5/5 - (1 vote)

İran’da yükselen enflasyon oranı ve son günlerde dolar kurundaki benzeri görülmemiş yükseliş, uzmanların İran ekonomisini tahmin etmesini zorlaştırır. 

İran'da Enflasyon Artışları

Son tahminler İran’ın küresel ekonomideki konumunun zayıfladığını gösteriyor. Tahran Ticaret Odası tarafından yapılan yeni istatistiki araştırmalar, İran’ın 2022 yılında dünya ülkeleri arasında en gerilmiş ekonomi olduğunu gösteriyor. İran’ın enflasyonu Zimbabve, Venezuela ve Sudan gibi ülkelerden daha yüksektir. İran’ın önümüzdeki iki yıldaki GSYİH büyümesine ilişkin tahminler de olumsuz.

Dünya Bankası ve Uluslararası Para Fonu, 2023 ve 2024 yıllarında İran’ın ekonomik büyümesinde yavaşlama öngörerek İran için yıllık ortalama yüzde 2’lik bir büyüme öngörüyor.

İran'da Enflasyon Artışları

Yüksek enflasyonlu ülkelerde altıncı sıranın ele geçirilmesi ve durgunluğa yol açan politikaların devam etmesi, İran’ın enflasyonist durgunluk tuzağındaki daha da kötü durumu için bir alarm olabilir.

Ancak 2022’de İran’ın enflasyonu yüzde 49 ve söz konusu ekonomilerin enflasyonunun neredeyse beş katıydı. İran İstatistik Merkezi’nin açıkladığı son rakamlara göre, spot enflasyon oranı bu yılın şubat ayında bir önceki aya göre yüzde 2,1 artışla yüzde 53,4’e ulaştı.

Enflasyon, İran toplumunun, özellikle de düşük gelirli insanların farklı yönlerini etkileyen İran ekonomisinin kronik acısı olarak bilinir. İran İstatistik Merkezi’nin yakın tarihli bir raporu bile, geçen yıl İranlı ailelerin sadece yüzde 30’unun seyahat ettiğini ve seyahatlerin yüzde 70’inin toplumun geri kalanının hayatından çıkarıldığını gösteriyor.

Bununla birlikte, devlet adamları enflasyonu frenlemeyi her zaman ana kaygılarından biri olarak görmüşlerdir. Son zamanlarda, Cumhurbaşkanı Ebrahim Raisi, hükümetin likiditeyi artırmak ve para yaratmak da dahil olmak üzere ülkede enflasyona neden olan herhangi bir karar ve eylemden kaçınmak için elinden gelenin en iyisini yaptığını söyledi. Onun referansı, gelecek yılın bütçesinde bu konulara dikkat etmektir.

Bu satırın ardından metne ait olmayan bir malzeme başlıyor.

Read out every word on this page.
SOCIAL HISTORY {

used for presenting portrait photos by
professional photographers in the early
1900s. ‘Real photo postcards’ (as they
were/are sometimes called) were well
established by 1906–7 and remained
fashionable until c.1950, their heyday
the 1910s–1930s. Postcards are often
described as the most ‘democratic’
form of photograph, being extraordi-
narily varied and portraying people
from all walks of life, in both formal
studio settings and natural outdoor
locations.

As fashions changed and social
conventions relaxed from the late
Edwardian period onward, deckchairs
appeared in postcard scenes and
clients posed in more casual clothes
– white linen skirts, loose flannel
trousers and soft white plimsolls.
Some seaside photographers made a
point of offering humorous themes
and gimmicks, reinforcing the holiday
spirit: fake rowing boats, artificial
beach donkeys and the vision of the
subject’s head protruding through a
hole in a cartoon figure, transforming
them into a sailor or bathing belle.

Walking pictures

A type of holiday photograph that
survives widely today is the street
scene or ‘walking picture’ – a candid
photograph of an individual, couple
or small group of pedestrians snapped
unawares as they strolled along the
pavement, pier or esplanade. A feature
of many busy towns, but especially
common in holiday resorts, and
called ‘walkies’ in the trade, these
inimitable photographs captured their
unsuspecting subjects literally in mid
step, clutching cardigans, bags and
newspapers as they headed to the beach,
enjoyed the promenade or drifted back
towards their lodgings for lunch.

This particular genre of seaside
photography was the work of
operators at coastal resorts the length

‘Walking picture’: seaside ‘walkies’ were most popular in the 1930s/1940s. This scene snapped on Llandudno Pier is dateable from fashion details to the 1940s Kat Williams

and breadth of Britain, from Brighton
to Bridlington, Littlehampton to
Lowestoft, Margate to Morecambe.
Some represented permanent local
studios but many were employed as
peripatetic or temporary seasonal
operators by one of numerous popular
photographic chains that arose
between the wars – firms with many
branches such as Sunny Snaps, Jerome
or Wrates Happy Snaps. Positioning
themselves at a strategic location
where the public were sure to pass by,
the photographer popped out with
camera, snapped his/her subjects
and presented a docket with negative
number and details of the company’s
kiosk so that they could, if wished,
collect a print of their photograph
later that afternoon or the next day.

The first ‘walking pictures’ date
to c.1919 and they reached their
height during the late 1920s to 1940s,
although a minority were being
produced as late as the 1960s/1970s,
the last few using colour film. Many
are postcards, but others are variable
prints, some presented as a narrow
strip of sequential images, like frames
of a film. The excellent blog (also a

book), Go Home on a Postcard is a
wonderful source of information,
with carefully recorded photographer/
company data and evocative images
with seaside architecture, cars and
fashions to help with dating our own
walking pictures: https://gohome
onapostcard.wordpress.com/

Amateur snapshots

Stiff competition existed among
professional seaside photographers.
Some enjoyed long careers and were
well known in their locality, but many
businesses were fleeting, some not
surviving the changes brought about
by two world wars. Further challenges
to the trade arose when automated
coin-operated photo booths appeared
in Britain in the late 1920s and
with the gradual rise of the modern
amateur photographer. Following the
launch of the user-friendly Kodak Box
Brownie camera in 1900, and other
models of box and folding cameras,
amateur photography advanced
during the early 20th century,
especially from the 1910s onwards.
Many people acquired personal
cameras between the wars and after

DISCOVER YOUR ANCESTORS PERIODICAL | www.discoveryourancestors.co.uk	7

Ekonomist Mesud Riahi, hükümet tarafından kontrolsüz enflasyonun sonuçlarını ve ekonomi üzerindeki etkisini şöyle açıkladı: “Fiyatların genel seviyesindeki önemli artışı, likidite büyümesi, parasal taban artışı, Riyal’ın değerindeki önemli düşüş ve diğer birçok parametre, süper enflasyona yaklaşma alarmını yükseltti, bu nedenle İran ekonomisinin gelecekte Venezüella’nınki gibi bir yola sahip olması muhtemeldir. Hükümet bu alarmı ciddiye almalı. Enflasyon şu anda günlük olarak yükseliyor. Ülke ekonomisi çöküşün eşiğine eskisinden daha yakın hale geliyor. Ayrıca, son bir ayda dolar kurundaki dizginsiz yükseliş ve siyasi ve ekonomik konulara ilişkin endişeler, enflasyonist beklentilerin artmasına neden oldu.

Ülke ekonomisinin ve diplomasisinin koruyucuları, İran ekonomisinde hiperenflasyonu önlemek için her aracı kullanmalıdır. Enflasyonu etkileyen makroekonomik endeksin yükselmesi nedeniyle, bugün İran ekonomisi her zamankinden daha fazla hiperenflasyon riskiyle karşı karşıyadır.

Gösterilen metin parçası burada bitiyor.